Average annual GDP growth in the ten-years up to end-2014 was strong at +6.7%, resulting in a marked reduction in poverty levels, although the starting point was very low. Agriculture remains the cornerstone of the economy, accounting for around 23% of GDP. Coffee is the principal crop and generator of export receipts (around 20% of the total). However, the discovery of oil in the Lake Albert region to the west is transforming the economy. Although commercial production is not expected before 2017-18 (or later), investment in the energy sector is already driving GDP growth; annual GDP expansion is forecast at over +5% in 2015-17. The oil reserves are considered to be some of the largest discovered in the Sub-Saharan Africa region. It remains to be seen if the “resource curse”, evident elsewhere in Africa, will be avoided. Meanwhile, the government has to manage high expectations associated with nascent oil wealth.
External deficits and debt
The current account records large deficits (see chart) and we forecast a shortfall of -9% of GDP in 2015 and -10% in 2016. Deficits of such magnitude partly reflect large capital imports for investment in the oil and hydro-electricity sectors. Extenal debt ratios are low but again increasing (see chart).

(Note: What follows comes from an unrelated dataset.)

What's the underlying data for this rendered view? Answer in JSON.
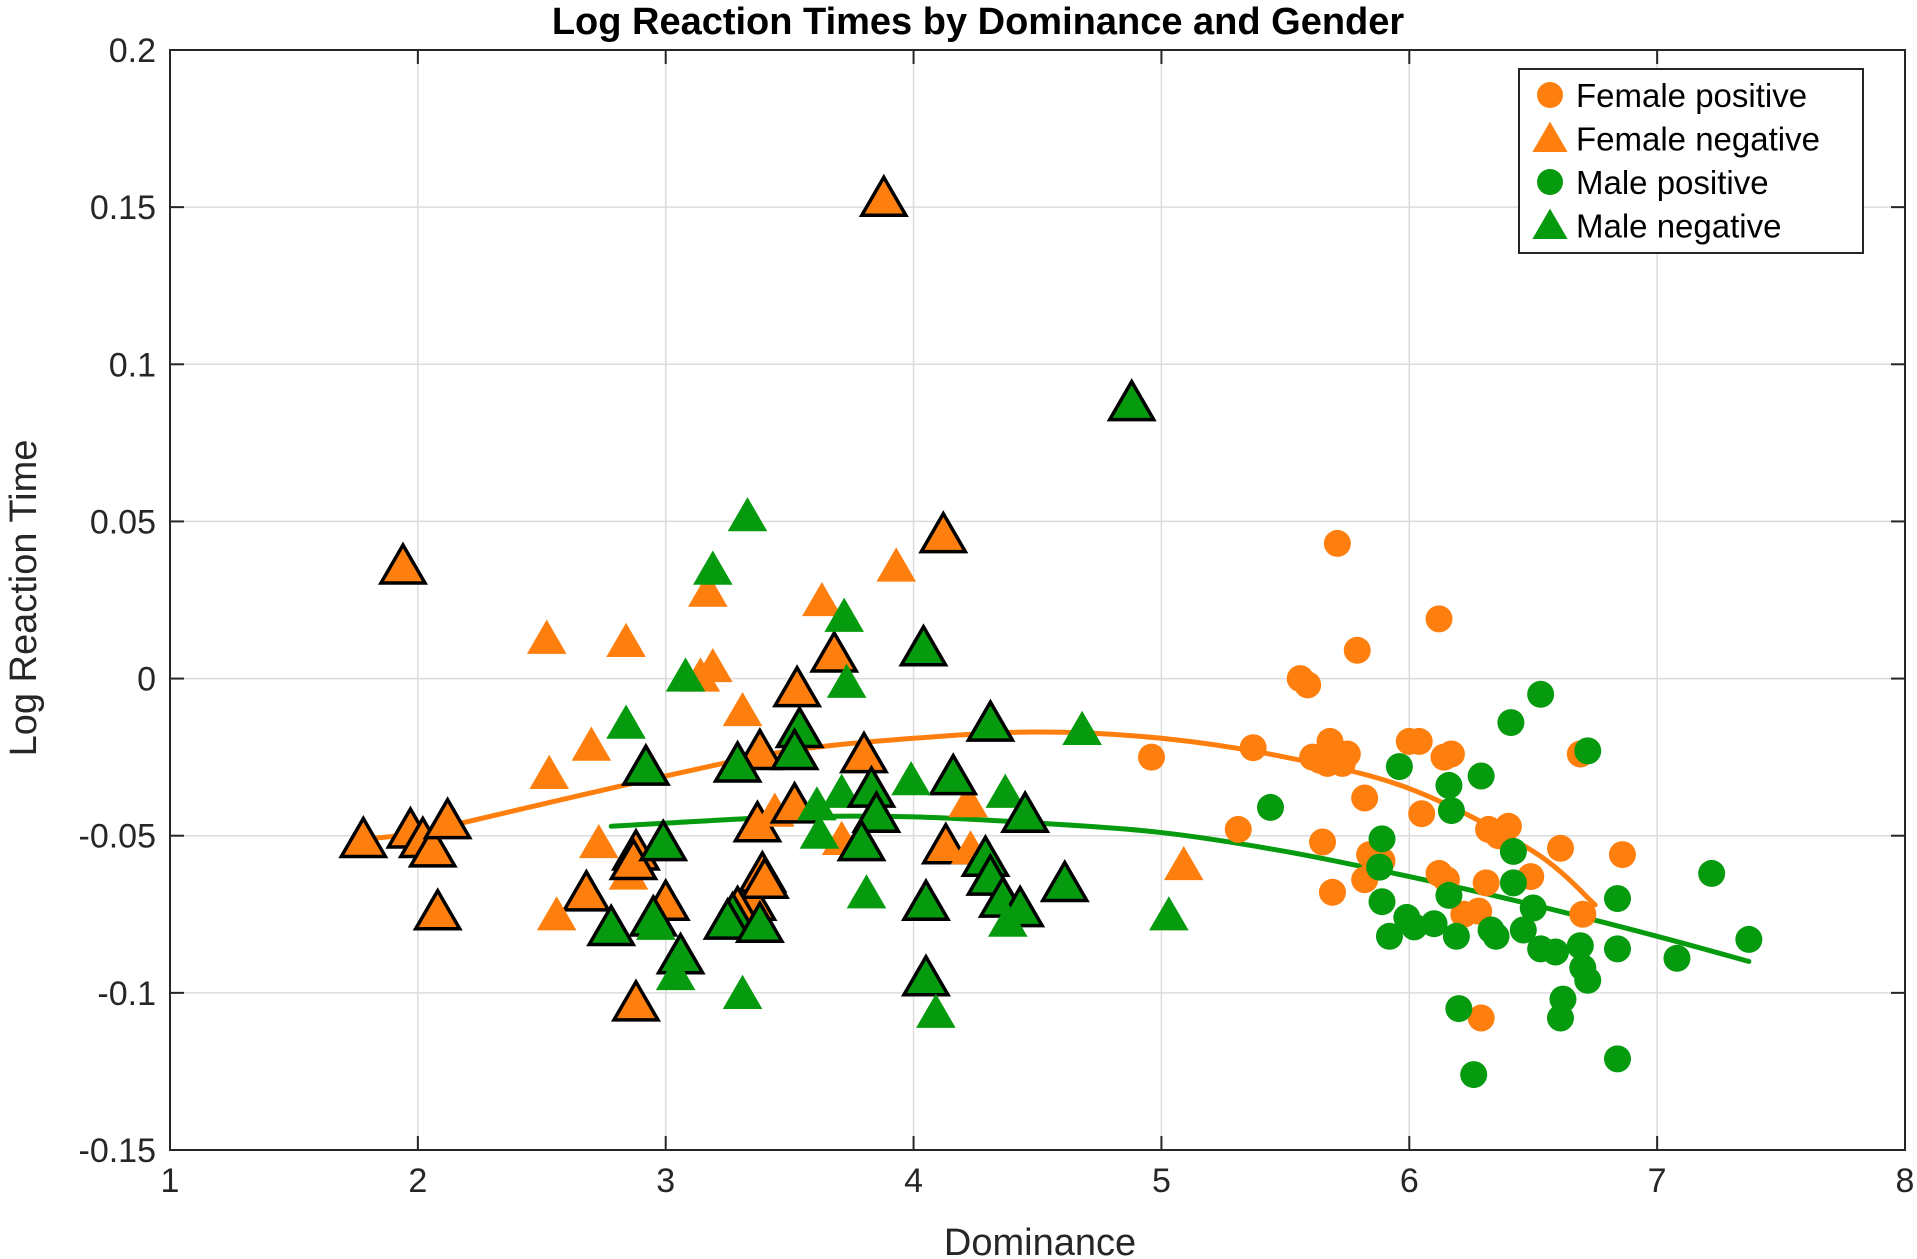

Challenging business environment
The business environment is below average of the countries we assess. The Heritage Foundation’s Index of Economic Freedom (IEF) indicates that business is particularly hampered by regulatory problems (including perceptions of corruption and inefficient government services) and insufficient property rights (including a judicial system that is not independent). The 2015 IEF ranks Uganda 92 out of 178 countries, below Morocco but above Namibia and Lebanon. The World Bank’s Doing Business 2016 report ranks Uganda 122 out of 189 economies for the overall ease of doing business, below Iran and Argentina but above Egypt.